I know characters of two 2-dimentional irreps (U and V) of a group with 6 conjugate classes. The characters are: $\begin{pmatrix} 2&-1&-1&2&0&0\end{pmatrix}$ and $\begin{pmatrix} 2&1&-1&-2&0&0\end{pmatrix}$. Sizes of conjugate classes are 1,2,2,1,3,3 respectively.
I want to deduce decomposition of $U\otimes V$ into sum of irreps from this information. Is it possible?

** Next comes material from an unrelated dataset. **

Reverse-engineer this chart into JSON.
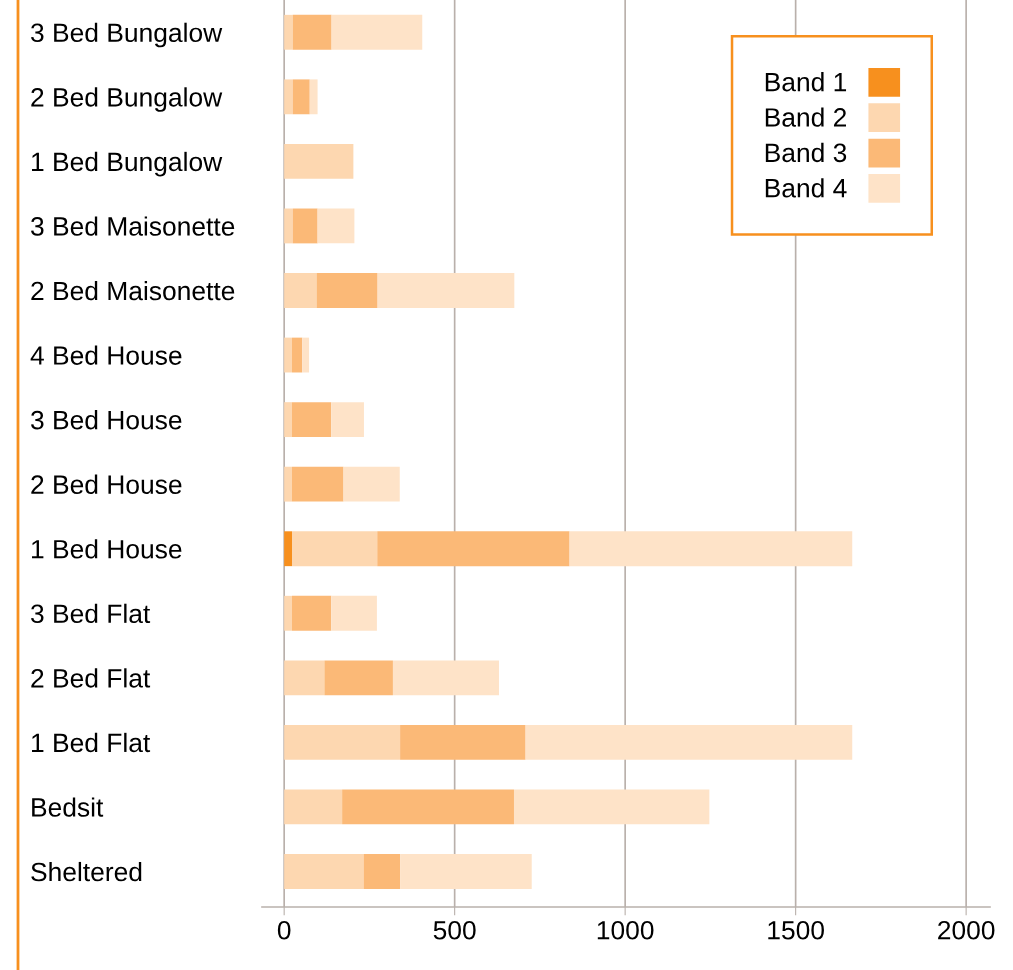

Do I need Clebsch-Gordan series for this?
The character of the representation $U\otimes V$ is $(4\ -1\ 1\ -4\ 0\ 0)$. We can calculate the following inner products $$ \langle \chi_{U\otimes V},\chi_{U\otimes V}\rangle=\frac1{12}(16+2+2+16)=3. $$ This implies that $U\otimes V$ is a sum of three pairwise non-isomorphic irreducible representations. One of the components is thus 2-dimensional and the other two are 1-dimensional.
$$ \langle \chi_{U\otimes V},\chi_{U}\rangle=\frac1{12}(8+2-2-8)=0, $$ and $$ \langle \chi_{U\otimes V},\chi_{V}\rangle=\frac1{12}(8-2-2+8)=1, $$ so we can deduce that the 2-dimensional component is isomorphic to $V$. No further information can be deduced from the given data. But there are relatively few isomorphism types of groups of order 12, so it is not a stretch to think that we might be able to positively identify it. Leaving that to somebody else :-)